This 4th of July we wanted to just relax and stay at home. We love going up north and hanging with friends or watching the fireworks at my parent’s cabin, but the dealing with traffic did not seem like a good way to spend our time off. Plus this summer is so packed with long weekends away and different events that we wanted to spend some time at home and still do something fun.
We had read about someone else’s experience at Island Lake Recreation Area’s Canoe-Campground before and thought it would be a perfect stay-cation. It’s under 30 minutes from our house, but it’s still a different activity in a place that feels four hours north. We love camping, but busy weekends like the 4th have campgrounds filled with RV’s and people stacked on each other like sardines, not really a relaxing way to spend a weekend.
The fact that these camps are secluded and only accessible by the river had us sold right away. There are two campground that are reservable over the phone for a minimal price, call the number on their website in order to check availability and claim your spot. You can leave your car in the parking lot there for free as long as you have a recreational passport on your license plate.

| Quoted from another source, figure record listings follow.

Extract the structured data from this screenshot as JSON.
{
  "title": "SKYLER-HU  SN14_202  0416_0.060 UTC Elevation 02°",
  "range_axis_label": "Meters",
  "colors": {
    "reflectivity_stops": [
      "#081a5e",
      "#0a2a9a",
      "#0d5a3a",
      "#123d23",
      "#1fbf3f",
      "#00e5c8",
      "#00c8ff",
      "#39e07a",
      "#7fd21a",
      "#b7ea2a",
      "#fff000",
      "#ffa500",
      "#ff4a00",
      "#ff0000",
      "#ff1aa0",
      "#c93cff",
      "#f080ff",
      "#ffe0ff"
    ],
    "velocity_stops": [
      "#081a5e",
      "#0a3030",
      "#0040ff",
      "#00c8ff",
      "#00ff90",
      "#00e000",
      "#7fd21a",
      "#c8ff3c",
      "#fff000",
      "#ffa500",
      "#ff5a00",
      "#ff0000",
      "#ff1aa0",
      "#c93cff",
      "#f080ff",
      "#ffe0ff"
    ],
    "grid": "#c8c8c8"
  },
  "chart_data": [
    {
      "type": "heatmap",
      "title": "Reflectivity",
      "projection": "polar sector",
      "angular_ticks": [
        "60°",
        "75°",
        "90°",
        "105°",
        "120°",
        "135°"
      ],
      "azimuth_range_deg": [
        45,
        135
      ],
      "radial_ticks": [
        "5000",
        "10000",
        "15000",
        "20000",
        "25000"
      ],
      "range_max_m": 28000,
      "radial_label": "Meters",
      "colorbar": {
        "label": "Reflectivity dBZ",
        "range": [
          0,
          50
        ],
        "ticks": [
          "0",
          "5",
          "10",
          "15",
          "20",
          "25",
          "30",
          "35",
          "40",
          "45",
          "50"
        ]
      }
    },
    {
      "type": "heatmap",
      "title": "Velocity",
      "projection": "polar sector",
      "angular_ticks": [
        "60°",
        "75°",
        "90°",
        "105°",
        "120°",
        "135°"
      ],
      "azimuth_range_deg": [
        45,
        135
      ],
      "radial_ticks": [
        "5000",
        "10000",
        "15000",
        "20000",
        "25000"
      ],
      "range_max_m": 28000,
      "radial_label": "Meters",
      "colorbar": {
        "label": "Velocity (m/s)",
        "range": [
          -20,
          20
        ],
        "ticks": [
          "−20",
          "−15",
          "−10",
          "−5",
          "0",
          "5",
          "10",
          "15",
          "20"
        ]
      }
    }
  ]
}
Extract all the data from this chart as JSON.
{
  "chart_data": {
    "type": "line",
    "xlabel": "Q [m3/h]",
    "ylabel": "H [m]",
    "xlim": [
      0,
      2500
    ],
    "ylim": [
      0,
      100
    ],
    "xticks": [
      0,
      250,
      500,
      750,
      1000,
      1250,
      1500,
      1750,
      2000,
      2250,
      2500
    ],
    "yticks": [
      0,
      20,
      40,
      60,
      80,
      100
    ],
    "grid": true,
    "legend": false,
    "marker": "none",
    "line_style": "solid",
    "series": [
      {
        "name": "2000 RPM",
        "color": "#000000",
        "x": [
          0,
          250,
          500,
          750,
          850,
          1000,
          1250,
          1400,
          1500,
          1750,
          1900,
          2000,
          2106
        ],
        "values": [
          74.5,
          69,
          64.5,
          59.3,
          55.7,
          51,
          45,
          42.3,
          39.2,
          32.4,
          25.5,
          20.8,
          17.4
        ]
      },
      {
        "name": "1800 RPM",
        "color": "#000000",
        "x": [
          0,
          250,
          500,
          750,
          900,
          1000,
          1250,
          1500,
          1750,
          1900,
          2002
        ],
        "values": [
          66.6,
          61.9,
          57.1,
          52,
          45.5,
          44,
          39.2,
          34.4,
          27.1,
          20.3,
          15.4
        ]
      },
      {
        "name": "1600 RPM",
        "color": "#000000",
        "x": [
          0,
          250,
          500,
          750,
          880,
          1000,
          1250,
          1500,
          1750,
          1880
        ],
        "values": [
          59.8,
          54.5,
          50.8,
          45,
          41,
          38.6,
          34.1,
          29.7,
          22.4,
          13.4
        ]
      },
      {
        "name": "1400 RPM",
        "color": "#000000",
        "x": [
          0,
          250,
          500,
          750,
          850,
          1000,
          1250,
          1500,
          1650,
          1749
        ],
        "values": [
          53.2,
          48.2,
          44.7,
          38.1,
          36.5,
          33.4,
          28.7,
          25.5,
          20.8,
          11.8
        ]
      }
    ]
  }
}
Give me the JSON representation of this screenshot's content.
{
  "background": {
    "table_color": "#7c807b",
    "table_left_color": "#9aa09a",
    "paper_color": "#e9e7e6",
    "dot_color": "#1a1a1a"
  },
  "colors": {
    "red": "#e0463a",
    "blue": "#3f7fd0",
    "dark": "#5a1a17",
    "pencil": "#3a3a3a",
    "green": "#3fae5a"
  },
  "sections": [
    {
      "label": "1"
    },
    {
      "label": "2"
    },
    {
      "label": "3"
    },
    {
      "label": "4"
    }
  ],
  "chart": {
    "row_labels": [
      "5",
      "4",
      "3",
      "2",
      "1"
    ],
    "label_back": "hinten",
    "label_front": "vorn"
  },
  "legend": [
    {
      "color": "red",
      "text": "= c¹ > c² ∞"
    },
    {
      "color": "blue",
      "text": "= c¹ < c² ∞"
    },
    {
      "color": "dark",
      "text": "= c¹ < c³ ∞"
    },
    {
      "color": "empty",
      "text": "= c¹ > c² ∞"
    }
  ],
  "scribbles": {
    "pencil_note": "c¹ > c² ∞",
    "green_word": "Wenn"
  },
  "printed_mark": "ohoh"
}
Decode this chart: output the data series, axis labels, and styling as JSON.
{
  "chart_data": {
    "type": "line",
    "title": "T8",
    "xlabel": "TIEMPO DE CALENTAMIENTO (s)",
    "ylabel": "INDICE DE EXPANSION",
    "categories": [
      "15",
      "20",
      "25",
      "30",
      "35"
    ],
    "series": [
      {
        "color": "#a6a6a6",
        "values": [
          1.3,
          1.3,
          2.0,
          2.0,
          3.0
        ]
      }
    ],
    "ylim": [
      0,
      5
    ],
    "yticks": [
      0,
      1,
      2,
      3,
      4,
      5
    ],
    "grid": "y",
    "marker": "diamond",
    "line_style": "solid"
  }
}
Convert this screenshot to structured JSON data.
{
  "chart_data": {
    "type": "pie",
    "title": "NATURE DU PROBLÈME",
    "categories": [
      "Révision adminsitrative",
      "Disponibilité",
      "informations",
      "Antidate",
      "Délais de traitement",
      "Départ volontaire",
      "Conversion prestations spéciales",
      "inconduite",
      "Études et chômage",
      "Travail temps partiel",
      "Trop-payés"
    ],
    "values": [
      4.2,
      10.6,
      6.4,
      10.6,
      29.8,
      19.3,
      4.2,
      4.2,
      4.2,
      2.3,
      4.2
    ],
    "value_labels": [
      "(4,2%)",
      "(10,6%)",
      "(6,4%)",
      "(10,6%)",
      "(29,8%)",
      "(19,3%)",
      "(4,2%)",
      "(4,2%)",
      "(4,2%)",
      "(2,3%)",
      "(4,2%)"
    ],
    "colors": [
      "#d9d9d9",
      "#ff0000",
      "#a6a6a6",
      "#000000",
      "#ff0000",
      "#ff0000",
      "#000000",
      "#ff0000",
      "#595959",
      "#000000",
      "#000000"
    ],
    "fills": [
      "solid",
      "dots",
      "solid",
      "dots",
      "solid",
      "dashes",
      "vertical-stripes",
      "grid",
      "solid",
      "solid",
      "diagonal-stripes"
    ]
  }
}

The camp sites themselves are really nice and pretty big. We only had our small tent there, but it had plenty of room for several tents and gear if you were going with a bigger group. There are only vault potties, so be prepared to hold your breath when needed. There was also some firewood left on the site, but for the most part you need to bring your own.
In order to deal with the pick up/drop off vs. paddling upstream the way we came, we ended up driving two cars and leaving the truck where we started and my car where we would end the trip. That way once we were done, I drove my car to the beginning, picked up the truck, then went back for my husband and the kayaks. After everything was loaded up again we went back one last time to grab my car then headed home. A little chaotic but it was way easier than paddling up stream.
If there isn’t a way to have a car at the drop off and pick up spots, check with local canoe liveries like Heavner Canoe Rental or Village Canoe Rental to see about getting a ride back to your vehicle when you’re done with your trip.
We started off at the dam at Kent Lake inside of Island Lake Recreation Area. From there it’s about a 4 mile trek down the river with the current to the campsites. The river itself seemed a bit more challenging than other spots of The Huron: shallow (due to no rain) and a lot of trees down that meant some interesting maneuvers. We didn’t have any spills though and people were doing just fine in heavier canoes and with less experience. The journey from the dam to the campgrounds took us about 3 hours since we were relaxing more than paddling, but still left us pretty tired by the time that we arrived.
In the morning after we packed up, we paddled down to Placeway Picnic Area to end the trip. It was about a mile, 30 minutes, or so from the campsite, and it was really peaceful in the calm of the morning. We were pretty sore from yesterday’s excursions, so we let the current take us for most of the trip.
You can add to the trip by starting further up the river in Kensington Metro Park or up in Milford, but for us this was the perfect amount of time. Here’s a great map of the Huron to help you plan where you can start and end your trip from.
For food we decided to keep it simple and easy since it was our first time kayak camping. We roasted hot dogs and s’mores over the fire and enjoyed breakfast burritos I made at home for breakfast. There’s all of these fun and unique cooking recipes on Pinterest to try, but it was easier not to worry about cooking anything too complicated or forgetting something necessary at home.
I froze the burritos and the hotdogs (along with the chocolate) and put in a soft-sided cooler (easy to shove in small spaces) with some freezer bricks, a frozen water bottle, and some cold brews. It ended up staying cold all trip. We did bring our small cooking stove as a back up and to boil water for coffee in the morning; we got this silicone coffee filter a while back and it worked great (similar here).
We kayak pretty regularly, but never packing more than a cooler of tasty treats, so the thought of piling our camping stuff along for the ride was a bit overwhelming. I would definitely recommend practicing packing your kayak before you leave to make sure that everything fits and you can easily get it all organized when you’re by the river. Here’s a list of things that I wish we had packed but unfortunately forgot (it’s a learning experience):
Camp Shoes – all I brought was my river shoes so my feet were soaked all trip
More Drinks – I definitely underestimated how much we would need!
Long Sleeved Apparel – Keep the bugs off at night and for when the sun goes down
More Snacks – we were starving by the time we got off the river, so we basically went through all of the trail mix and granola bars we packed. Next time I think I’m going to try this bonfire popcorn and bring some more extra goodies.
Extra Firewood – somehow we managed to keep the fire going up until we were ready for bed, but we probably could’ve done with some more to be safe. The hard part is bringing it in. My husband’s kayak had a lot of deep pockets since it’s a fishing kayak, and that ending up being a perfect place to keep it all dry.
Overall it was a great way to spend a holiday weekend night. It was shockingly peaceful and it felt like our own piece of paradise. I’ll never forget the number of fireflies dancing at night or how we somehow kept the fire going with what little firewood we had brought. I would definitely recommend going and finding a little adventure!
How did you spend your holiday weekend?